Obstinación

Alfredo Jocelyn-Holt | Sección: Historia, Política

La intransigencia siempre impresiona, más aún en momentos revolucionarios como en el que estamos. ¿Será porque hay principios en juego, o porque dinámicas psicológicas peculiares alientan tan obstinadas intenciones? Pienso en sujetos históricos intelectualmente preparados, convencidos de tener la razón por lo mismo, quienes no solo no ceden, porfían a toda costa. Pienso en un portento como Thomas Jefferson, y su empecinada defensa de la Revolución Francesa in situ, vísceras a la vista.

En efecto, imagínelo en París, representando a su país, escribiendo en 1787 a James Madison antes de la toma de la Bastilla, “Un poco de rebelión de vez en cuando es buena cosa”, y a otro de sus confidentes: “El árbol de la libertad debe refrescarse de tanto en tanto con la sangre de patriotas y tiranos. Es su abono natural”. Por cierto, las consecuencias que habrían de acarrear anhelos radicales, propuestos así de frívolamente, se desconocían (la revolución era todavía un suceso inédito). Con todo, gente de su persuasión se vio sobrepasada. Su apuesta a favor del Marqués de La Fayette y grupos afines, reformistas, supuestamente capaces de “moderar” el proceso, le falla. Extraordinario, por tanto, que se emperrara con esto de la revolución, después de un rato, ¿no le parece?

De vuelta en Norteamérica, en su calidad nada menos que de Secretario de Estado, volverá a insistir. Y eso que, hacia ese entonces, el terror jacobino se había desatado, lo impresiona, pero no atina a ofrecer consuelo a sus víctimas.
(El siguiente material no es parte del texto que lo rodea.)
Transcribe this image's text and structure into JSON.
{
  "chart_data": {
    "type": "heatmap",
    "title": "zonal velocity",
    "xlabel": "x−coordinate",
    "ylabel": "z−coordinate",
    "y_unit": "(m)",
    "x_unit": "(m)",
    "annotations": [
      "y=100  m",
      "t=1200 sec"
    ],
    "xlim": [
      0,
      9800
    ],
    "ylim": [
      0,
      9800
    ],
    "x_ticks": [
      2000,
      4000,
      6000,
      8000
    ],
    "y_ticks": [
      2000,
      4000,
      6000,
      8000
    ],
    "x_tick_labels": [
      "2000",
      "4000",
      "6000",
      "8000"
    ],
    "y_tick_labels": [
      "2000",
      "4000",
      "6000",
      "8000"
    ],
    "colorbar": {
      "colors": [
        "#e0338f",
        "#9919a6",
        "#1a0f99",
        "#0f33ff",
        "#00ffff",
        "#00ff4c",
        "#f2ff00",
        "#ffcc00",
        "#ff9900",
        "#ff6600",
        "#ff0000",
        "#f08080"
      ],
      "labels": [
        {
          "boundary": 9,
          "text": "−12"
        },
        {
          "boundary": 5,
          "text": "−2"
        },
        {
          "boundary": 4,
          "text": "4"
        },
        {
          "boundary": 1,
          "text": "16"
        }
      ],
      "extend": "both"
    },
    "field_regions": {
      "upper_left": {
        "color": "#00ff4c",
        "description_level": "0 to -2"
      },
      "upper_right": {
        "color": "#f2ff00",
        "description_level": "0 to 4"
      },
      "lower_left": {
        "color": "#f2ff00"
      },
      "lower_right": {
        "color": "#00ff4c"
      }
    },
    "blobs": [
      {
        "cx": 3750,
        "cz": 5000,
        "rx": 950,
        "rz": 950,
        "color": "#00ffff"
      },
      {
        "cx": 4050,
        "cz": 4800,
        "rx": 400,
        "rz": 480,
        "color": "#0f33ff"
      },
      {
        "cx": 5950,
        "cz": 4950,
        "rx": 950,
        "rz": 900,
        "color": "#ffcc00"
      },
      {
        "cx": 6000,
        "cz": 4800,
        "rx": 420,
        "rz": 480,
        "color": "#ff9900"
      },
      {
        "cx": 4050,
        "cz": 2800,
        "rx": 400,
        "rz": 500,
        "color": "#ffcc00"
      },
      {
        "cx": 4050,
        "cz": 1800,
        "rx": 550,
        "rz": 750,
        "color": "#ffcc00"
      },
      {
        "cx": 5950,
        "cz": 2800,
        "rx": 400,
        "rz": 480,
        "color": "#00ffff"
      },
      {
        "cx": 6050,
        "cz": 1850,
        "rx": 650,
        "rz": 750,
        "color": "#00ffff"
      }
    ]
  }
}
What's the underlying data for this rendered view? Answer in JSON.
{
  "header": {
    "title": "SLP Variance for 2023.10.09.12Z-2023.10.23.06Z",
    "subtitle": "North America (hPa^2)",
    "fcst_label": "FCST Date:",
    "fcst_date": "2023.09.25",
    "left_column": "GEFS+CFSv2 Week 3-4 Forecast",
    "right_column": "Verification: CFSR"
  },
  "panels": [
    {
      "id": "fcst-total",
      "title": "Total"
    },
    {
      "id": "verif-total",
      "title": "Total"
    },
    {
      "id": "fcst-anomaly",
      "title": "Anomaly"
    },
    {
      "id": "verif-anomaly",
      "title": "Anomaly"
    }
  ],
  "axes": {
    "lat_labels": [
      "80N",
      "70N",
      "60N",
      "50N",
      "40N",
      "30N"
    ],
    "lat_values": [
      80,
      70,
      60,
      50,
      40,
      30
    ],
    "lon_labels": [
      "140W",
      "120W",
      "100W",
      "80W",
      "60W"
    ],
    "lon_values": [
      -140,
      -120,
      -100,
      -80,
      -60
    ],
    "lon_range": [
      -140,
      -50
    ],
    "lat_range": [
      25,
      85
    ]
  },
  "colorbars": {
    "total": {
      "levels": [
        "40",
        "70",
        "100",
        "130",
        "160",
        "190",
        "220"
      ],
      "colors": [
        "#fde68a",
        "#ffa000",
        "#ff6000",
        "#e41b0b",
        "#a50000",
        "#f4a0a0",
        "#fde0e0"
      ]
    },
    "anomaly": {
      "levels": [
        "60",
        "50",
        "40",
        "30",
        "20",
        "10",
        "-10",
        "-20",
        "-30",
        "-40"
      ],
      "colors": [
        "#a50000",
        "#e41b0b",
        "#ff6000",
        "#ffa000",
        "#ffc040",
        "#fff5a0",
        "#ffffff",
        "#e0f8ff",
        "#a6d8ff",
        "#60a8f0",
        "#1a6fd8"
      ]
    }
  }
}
Vea usted qué dice: “La muerte de algunos de los mártires de esta causa ha herido profundamente mis sentimientos, pero prefiero que hayan muerto a ver desolada la mitad de la tierra. Si en cada país no hubiera quedado más que un Adán y una Eva, pero libres, eso hubiera sido mejor que el actual estado de cosas”. Jefferson es tan optimista que cree que, al final, la libertad y la razón prevalecerán. Prejuicio que lo hace pasar por alto la posterior reacción y entronización del despotismo napoleónico, incluso. Es que, además, no dejará nunca de estar convencido de que la historia de Europa se afincará en Francia, no en Inglaterra o las restantes monarquías en pie, espejismo que le impedirá entender a menudo cómo vendría el naipe.

Me detengo en Jefferson porque su psicología revolucionaria lo deja a uno pensando. Si alguien de su indiscutible genio pudo incurrir en semejantes desvaríos, ¿por qué otros, menos brillantes, no habrían también de cegarse reiteradas veces, suponiendo que el optimismo los excusa? Se celebra la Independencia de Chile en estos días. Quizá lo nuestro no fue tan brillante o portentoso, pero reconozcamos que el que no haya habido revolución en 1810, y primara cierta sana cautela, le imprimió al país una sensatez que, por cierto, se echa de menos en nuestros días.

Nota: Este artículo fue publicado originalmente por La Tercera, el viernes 18 de septiembre del 2020.